Livro escrito por mulheres presas
Junto com o livro "Feminismo. Abolicionismo. Já" também foi lançado em Salvador a coletânea Firminas em Fuga (Editora Ogum´s Toques Negros), reunindo textos escritos por mulheres em privação da liberdade.
A obra resulta do projeto coordenado pela advogada e professora do curso de Letras da Ufba, Denise Carrascoa, chamado "Corpos Indóceis e Mentes Livres", que realiza oficinas de escrita literária no Conjunto Penal Feminino de Salvador e mantem, junto com as mulheres presas, uma biblioteca que possibilita a remissão de pena pela leitura.
Depois de falar para estudantes e professores na universidade, Angela Davis seguiu para o presidio de Salvador para compartilhar com as mulheres presas o lançamento das suas obras.
Ela que também já esteve presa, em 1970, acusada de conspiração e homicídio após envolvimento com o movimento dos Panteras Negras nos EUA, passou a contribuir para um debate mundial sobre a privação de liberdade das pessoas negras.
Dentro de um ecossistema feminista internacionalista, é precisamos enfatizar que nós, que moramos no norte global, temos muito o que aprender com os movimentos gerados no sul, especialmente com as tradições do feminismo negro no Brasil"
Angela Davis
E destacou o peso dado às tradições religiosas afro-brasileiras: "O feminismo negro nasce no Brasil. O Brasil é um país no qual, no contexto do candomblé, a liderança de mulheres negras mais velhas é levada a sério, é respeitada."
Como tantos negros, Oxalá também foi preso injustamente
Na Bahia, Angela Davis foi apresentada à contadora de histórias e religiosa do candomblé Nanci de Souza Silva, a egbomi Cici de Oxalá, ou Vovó Cici como é carinhosamente chamada nas rodas que reúne crianças e adultos atentos às narrativas contadas por ela.
Egbomi Cici trabalhou ao lado do fotógrafo e etnólogo francês Pierre Verger até sua morte, em 1996. Ela o ajudou a catalogar mais de 11 mil fotografias históricas de tradições e cultos de países africanos como Togo, Gana, Nigéria e Benin.
Ainda hoje, Vovó Cici mantém seu trabalho de preservação das memórias africanas na Fundação Pierre Verger, em um bairro negro de Salvador, o Engenho Velho de Brotas.

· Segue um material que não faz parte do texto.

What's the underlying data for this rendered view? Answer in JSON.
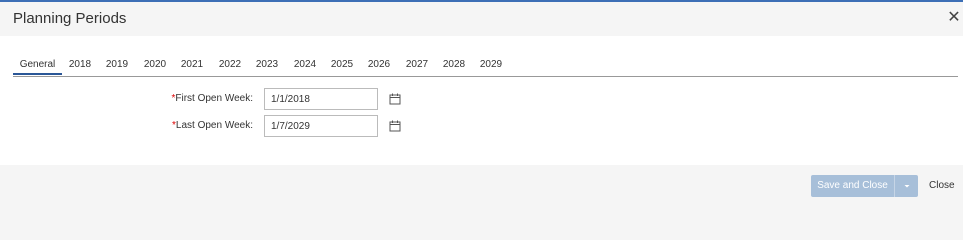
{
  "dialog": {
    "title": "Planning Periods",
    "close_icon": "close-icon"
  },
  "tabs": [
    {
      "label": "General",
      "active": true
    },
    {
      "label": "2018"
    },
    {
      "label": "2019"
    },
    {
      "label": "2020"
    },
    {
      "label": "2021"
    },
    {
      "label": "2022"
    },
    {
      "label": "2023"
    },
    {
      "label": "2024"
    },
    {
      "label": "2025"
    },
    {
      "label": "2026"
    },
    {
      "label": "2027"
    },
    {
      "label": "2028"
    },
    {
      "label": "2029"
    }
  ],
  "form": {
    "required_marker": "*",
    "first_open_week": {
      "label": "First Open Week:",
      "value": "1/1/2018",
      "icon": "calendar-icon"
    },
    "last_open_week": {
      "label": "Last Open Week:",
      "value": "1/7/2029",
      "icon": "calendar-icon"
    }
  },
  "footer": {
    "save_label": "Save and Close",
    "dropdown_icon": "chevron-down-icon",
    "close_label": "Close"
  },
  "colors": {
    "accent": "#3d6fb6",
    "button_disabled": "#a7bfd9",
    "required": "#dd0000"
  }
}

Na quarta-feira (12), Vovó Cici, 83, recebeu o título de doutora honoris causa pela UFBA, em reconhecimento aos seus conhecimentos sobre a cultura afro-brasileira e sua contribuição para a difusão das heranças africanas no Brasil, na formação de crianças, estudantes e pesquisadores de todo o mundo que buscam informações da sábia griô.
Em seus ensinamentos, mitos preservados pela narrativa oral, que falam de reinos avançados, heróis e heroínas aprisionados, estratégias de resistências, modos de união e de continuidades, que podem servir de orgulho e de inspiração para quem sofre ainda hoje as consequências do colonialismo, da escravidão e do racismo.
Em seu discurso, Vovó Cici falou do prazer em conhecer, dias antes, uma referência desde sua época de estudantes, com a qual tinha muitas semelhanças, por enfrentar os difíceis anos da década de 1960, realizando passeatas, correndo da polícia e ostentando seu cabelo black power.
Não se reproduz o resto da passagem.